The second part is a correction term:
\[ \frac{\mathbf{1}(T_i = t)}{\hat P(T_i = t \mid X_i)} \{Y_i - \hat m_t(X_i)\}. \]
This correction uses the observed data to adjust the prediction when the model is off.
Then:
\[ \begin{aligned} \widehat{RD}^{DR} &= \hat\psi_1^{DR} - \hat\psi_0^{DR}, \\ \widehat{RR}^{DR} &= \frac{\hat\psi_1^{DR}}{\hat\psi_0^{DR}}. \end{aligned} \]
The doubly robust estimator has a useful property:
It can still be consistent if either the treatment model is correct or the outcome model is correct.
In simple language:
This does not mean it is magic. If both models are badly wrong, the doubly robust estimator can still be biased.
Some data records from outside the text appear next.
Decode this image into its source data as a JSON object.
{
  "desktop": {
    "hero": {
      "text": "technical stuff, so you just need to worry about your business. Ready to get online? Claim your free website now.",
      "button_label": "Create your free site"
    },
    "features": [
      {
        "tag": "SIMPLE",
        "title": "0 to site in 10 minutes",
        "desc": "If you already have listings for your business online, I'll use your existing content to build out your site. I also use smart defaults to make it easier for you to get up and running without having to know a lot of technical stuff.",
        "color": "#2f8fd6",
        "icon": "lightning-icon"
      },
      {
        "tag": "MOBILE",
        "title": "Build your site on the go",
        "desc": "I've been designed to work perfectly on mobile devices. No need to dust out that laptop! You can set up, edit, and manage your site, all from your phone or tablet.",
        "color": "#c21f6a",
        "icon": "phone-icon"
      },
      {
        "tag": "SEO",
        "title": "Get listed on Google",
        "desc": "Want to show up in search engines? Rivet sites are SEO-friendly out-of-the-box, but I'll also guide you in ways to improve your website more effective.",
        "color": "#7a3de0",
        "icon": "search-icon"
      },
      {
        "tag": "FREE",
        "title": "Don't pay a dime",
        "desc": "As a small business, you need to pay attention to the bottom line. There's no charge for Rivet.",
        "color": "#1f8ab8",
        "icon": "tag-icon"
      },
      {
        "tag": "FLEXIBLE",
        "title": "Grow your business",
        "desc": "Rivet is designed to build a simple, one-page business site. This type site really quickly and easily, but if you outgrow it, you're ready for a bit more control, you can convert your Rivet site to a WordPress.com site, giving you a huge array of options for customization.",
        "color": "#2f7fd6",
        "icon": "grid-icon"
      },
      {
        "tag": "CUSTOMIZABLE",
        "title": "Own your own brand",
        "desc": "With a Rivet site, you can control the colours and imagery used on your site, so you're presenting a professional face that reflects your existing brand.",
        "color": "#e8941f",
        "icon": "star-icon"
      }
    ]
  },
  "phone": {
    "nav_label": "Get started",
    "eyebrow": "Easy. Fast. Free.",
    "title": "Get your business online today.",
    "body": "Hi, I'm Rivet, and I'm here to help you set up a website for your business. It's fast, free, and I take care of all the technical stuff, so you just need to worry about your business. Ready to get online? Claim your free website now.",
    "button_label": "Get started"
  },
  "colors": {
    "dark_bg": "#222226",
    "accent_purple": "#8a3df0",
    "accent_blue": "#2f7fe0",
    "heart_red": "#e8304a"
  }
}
VanderWeele, T. J., & Ding, P. (2017). Sensitivity analysis in observational research: Introducing the E-value. Annals of Internal Medicine, 167(4), 268-274. https://doi.org/10.7326/M16-2607
Ding, P., & VanderWeele, T. J. (2016). Sensitivity analysis without assumptions. Epidemiology, 27(3), 368-377.